While it might be tempting for administrators to try and cancel the event, that could lead to even more attention for the speaker, Ms. Brooks said. That’s what happened at Auburn University when Mr. Spencer visited its campus in April. The university had tried to prevent him from speaking, but a judge ruled against that decision. Ms. Brooks said the event attracted more attention as a result.

Or consider Berkeley’s juggling of Ann Coulter’s ultimately canceled speech. That caused plenty headaches, even though she never spoke at the campus.

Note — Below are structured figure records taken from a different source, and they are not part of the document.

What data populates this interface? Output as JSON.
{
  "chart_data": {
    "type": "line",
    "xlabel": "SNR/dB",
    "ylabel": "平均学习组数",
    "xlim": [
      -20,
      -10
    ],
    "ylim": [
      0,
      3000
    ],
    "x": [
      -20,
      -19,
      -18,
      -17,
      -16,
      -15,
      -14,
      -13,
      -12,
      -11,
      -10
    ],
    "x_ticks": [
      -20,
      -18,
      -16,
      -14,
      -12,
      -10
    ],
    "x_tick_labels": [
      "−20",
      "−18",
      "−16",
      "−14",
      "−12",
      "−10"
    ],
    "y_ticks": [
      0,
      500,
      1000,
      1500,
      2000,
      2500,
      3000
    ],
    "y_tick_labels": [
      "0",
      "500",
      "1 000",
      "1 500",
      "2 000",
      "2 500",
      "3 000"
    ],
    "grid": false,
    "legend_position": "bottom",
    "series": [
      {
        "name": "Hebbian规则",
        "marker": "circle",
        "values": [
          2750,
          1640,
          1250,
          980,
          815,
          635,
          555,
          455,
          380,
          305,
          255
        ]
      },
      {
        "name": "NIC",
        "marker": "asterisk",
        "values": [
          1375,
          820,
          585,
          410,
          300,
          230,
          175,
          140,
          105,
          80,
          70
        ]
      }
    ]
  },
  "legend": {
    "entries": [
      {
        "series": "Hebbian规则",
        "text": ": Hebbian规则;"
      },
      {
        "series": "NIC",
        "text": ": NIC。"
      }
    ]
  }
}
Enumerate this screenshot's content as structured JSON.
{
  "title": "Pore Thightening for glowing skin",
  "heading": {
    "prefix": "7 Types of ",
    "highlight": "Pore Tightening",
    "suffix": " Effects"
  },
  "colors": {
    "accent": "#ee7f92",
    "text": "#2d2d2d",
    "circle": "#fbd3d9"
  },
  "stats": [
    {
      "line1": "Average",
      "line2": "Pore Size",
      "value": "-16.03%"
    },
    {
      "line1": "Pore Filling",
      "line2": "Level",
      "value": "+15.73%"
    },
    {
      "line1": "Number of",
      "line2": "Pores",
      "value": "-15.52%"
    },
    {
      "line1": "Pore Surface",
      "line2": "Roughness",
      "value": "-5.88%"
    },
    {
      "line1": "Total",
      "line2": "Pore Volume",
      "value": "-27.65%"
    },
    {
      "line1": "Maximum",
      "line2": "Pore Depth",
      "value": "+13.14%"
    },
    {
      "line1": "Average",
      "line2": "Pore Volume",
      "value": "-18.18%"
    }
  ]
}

Instead, the SPLC report suggests that student activists ask the administration to denounce the speaker’s message. Michael K. Young, the Texas A&M president, called Mr. Spencer’s racist message "beneath contempt" when the white nationalist visited that campus.

Talk to the group hosting the event.

It’s easy to forget that these speakers don’t materialize out of thin air, but rather are invited ­— often by other students, who can have mixed motives. The views of students who invite a controversial speaker may not correspond with those of the speaker.

That was the case when Mr. Yiannopoulos visited the University of Washington. A leader of the College Republicans chapter that had invited him told The Chronicle that student organizers had wanted a tamer conservative speaker, Ben Shapiro, to speak at the college, but they couldn’t afford his $10,000 fee. Mr. Yiannopoulos came free of charge.

And the dean of students at Wake Forest University was able to convince the College Republicans there to bring in Roger Stone instead of Mr. Yiannopoulos. The group’s goal had really been to get more conservative viewpoints on campus, not necessarily to endorse Mr. Yiannopoulos.

The Southern Poverty Law Center encourages people to try and suss out the host group’s motivation for bringing a controversial speaker to campus. For more of its insights, including a who’s who in the alt-right and other tips on how to quell the storm a controversial speaker brings, check out the full report.